If $b=2B$ is an even integer, then $\left\lceil \frac{b-x}{2}\right\rceil + \left\lceil\frac{x}{2}\right\rceil = \frac{b}{2}+\left\lceil\frac{-x}{2}\right\rceil + \left\lceil\frac{x}{2}\right\rceil$, which is $B+1$ for any $x$ which is not an even integer, and this is clearly the maximum (or there is a formal argument similar to the other case).
If $b=2B+\epsilon$ is not even integer, then for all sufficiently small $x$ (explicitly, $x<\epsilon$) we have $\left\lceil\frac{b-x}{2}\right\rceil=\left\lceil\frac{b}{2}\right\rceil=B+1$, and thus $\left\lceil \frac{b-x}{2}\right\rceil + \left\lceil\frac{x}{2}\right\rceil = B+2$.

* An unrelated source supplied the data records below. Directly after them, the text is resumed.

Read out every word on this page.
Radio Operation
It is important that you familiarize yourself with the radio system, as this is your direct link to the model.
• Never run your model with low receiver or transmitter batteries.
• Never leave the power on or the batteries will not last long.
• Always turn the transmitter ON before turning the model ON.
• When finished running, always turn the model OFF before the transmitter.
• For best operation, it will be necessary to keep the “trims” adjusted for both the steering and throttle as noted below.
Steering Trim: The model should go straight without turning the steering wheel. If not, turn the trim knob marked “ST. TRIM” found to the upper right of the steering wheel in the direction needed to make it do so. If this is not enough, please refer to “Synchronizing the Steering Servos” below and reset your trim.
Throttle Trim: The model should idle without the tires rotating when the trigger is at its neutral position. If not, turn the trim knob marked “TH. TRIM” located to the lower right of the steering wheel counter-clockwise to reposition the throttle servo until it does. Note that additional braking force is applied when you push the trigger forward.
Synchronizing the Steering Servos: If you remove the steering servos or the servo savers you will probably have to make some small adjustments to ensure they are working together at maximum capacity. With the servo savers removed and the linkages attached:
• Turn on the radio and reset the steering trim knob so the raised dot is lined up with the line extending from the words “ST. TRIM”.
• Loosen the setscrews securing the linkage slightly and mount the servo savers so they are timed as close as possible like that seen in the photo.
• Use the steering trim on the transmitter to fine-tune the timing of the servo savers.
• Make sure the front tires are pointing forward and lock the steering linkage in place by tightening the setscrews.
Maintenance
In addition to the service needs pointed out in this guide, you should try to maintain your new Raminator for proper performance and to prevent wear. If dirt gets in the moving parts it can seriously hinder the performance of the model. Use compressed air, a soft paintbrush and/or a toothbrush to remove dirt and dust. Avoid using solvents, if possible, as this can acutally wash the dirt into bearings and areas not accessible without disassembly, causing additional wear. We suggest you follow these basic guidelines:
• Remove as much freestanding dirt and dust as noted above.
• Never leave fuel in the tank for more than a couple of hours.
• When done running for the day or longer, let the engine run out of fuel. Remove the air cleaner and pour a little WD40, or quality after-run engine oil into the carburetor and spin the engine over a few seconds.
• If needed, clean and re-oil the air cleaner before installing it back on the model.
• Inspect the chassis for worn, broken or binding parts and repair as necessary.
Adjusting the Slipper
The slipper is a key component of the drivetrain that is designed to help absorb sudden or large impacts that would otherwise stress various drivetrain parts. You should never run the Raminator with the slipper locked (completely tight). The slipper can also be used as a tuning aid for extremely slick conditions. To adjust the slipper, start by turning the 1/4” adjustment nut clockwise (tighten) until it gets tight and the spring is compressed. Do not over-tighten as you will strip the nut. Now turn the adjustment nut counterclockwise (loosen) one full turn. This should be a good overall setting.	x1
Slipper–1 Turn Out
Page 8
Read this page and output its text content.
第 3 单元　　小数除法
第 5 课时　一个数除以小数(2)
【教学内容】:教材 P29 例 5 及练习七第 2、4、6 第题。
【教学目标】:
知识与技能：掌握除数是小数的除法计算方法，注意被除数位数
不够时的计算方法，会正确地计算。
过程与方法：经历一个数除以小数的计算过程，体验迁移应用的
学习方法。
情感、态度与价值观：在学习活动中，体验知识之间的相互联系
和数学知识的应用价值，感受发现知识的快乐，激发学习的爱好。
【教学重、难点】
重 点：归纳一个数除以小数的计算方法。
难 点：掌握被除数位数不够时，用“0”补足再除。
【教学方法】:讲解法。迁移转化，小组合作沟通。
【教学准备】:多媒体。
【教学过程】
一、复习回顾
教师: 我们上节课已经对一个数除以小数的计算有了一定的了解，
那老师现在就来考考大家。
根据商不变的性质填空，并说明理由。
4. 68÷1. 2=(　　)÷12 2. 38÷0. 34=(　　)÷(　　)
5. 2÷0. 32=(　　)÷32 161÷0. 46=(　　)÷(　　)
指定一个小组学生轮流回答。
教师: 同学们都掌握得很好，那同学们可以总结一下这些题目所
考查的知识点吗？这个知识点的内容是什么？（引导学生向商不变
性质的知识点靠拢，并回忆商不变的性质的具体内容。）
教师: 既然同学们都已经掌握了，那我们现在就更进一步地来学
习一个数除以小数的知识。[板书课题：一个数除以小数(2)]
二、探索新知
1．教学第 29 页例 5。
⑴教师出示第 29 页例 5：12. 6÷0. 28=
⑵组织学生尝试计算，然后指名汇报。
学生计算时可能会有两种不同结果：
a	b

We claim this is the maximum. Indeed, in general $y\leq \lceil y\rceil<y+1$, so for any $x$ (not necessarily small):
$$ \frac{b-x}{2} + \frac{x}{2} \leq \left\lceil \frac{b-x}{2}\right\rceil + \left\lceil\frac{x}{2}\right\rceil < \frac{b-x}{2} + \frac{x}{2} + 2$$
$$ \frac{b}{2} \leq \left\lceil \frac{b-x}{2}\right\rceil + \left\lceil\frac{x}{2}\right\rceil < \frac{b}{2} + 2$$
But by definition, $B$ is the largest integer such that $B+2<\frac{b}{2}+2$, this proves optimality.